I’m a fan of both courtesy (though I’m not particularly good at it) and ceremony interwoven with life (one of the things I love about monasteries), and tend to look on the fixation on a very limited range of minor social conventions as evidence that we have very little of either left, and what we do have is more personal than social. In my current situation it almost doesn’t matter – I’m always playing a teacher or employee or coworker, or outsider, or youngest person in the room, and never, so far as I can recall, that of just a woman. The rule seems to be for us to stand on ceremony and pull rank as little as possible, and when someone does so, it tends to be greeted with mild rebellion and stress. It’s making me wish that the whole situation were spelled out rather more clearly – I can see why in the past girls actually took classes on etiquette, but from what I can remember that doesn’t quite cover questions like: am I expected to invite people to my house for gatherings, and, if so, and if I have no close friends, must I invite everybody, or only some people, and if so, who?
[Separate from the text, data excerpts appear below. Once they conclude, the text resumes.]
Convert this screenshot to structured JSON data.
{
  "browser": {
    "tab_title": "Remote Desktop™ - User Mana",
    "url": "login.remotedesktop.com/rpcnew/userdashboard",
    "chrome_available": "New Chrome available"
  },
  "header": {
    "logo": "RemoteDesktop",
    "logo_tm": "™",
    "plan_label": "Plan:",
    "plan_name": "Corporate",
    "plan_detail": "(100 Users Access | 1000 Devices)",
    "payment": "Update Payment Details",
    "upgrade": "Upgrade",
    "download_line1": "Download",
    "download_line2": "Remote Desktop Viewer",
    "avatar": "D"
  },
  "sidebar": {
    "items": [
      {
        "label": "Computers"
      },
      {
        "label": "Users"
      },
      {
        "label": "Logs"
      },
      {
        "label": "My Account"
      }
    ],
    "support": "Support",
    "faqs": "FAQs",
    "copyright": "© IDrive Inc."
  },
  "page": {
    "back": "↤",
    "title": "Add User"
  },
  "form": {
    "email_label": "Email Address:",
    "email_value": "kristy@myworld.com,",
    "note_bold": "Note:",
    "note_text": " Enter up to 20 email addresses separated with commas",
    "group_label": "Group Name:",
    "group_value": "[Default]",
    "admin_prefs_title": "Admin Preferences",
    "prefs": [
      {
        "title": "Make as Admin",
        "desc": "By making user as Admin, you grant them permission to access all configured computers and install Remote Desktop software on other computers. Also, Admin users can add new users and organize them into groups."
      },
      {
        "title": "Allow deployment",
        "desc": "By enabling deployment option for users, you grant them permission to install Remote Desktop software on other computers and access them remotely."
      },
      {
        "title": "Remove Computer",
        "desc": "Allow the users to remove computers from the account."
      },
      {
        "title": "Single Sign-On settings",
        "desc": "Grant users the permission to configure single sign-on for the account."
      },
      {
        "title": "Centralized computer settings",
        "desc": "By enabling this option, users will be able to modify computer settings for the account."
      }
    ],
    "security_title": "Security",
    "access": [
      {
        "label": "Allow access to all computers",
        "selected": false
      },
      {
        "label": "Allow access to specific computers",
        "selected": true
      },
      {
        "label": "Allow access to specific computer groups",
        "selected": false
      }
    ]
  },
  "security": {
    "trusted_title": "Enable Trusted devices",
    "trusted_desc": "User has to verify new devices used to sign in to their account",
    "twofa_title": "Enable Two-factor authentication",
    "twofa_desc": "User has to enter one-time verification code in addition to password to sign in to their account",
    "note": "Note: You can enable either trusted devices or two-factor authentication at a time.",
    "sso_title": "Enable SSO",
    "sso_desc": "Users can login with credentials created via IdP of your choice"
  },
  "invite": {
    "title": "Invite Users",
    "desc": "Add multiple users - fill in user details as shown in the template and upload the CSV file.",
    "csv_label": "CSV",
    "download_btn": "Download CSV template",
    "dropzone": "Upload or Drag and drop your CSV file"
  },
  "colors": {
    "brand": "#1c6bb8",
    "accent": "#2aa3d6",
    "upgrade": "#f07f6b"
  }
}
How do I go about becoming part of a small community in which I am decidedly an outsider? What kinds of events might I be allowed to attend? Should I come exactly on time, or ten minutes early (and be the first person there), or late like everyone else? If a small group of children decide to invite themselves over to my house, should I let them? And if I do let them, how am I expected to entertain them? Should l  make them something to eat? Never before had I entertained the possibility – let alone likelihood – of the children of people I don’t know inviting themselves over to my house. Should I teach them that this is not something that’s socially acceptable for them to do? But if I do want to invite some over, how do I decide who, and have them do what?

But those questions aren’t really relevant to my topic, since they have nothing to do with the relations of the sexes – just my own wonderings gushing in, as is usual in my posts.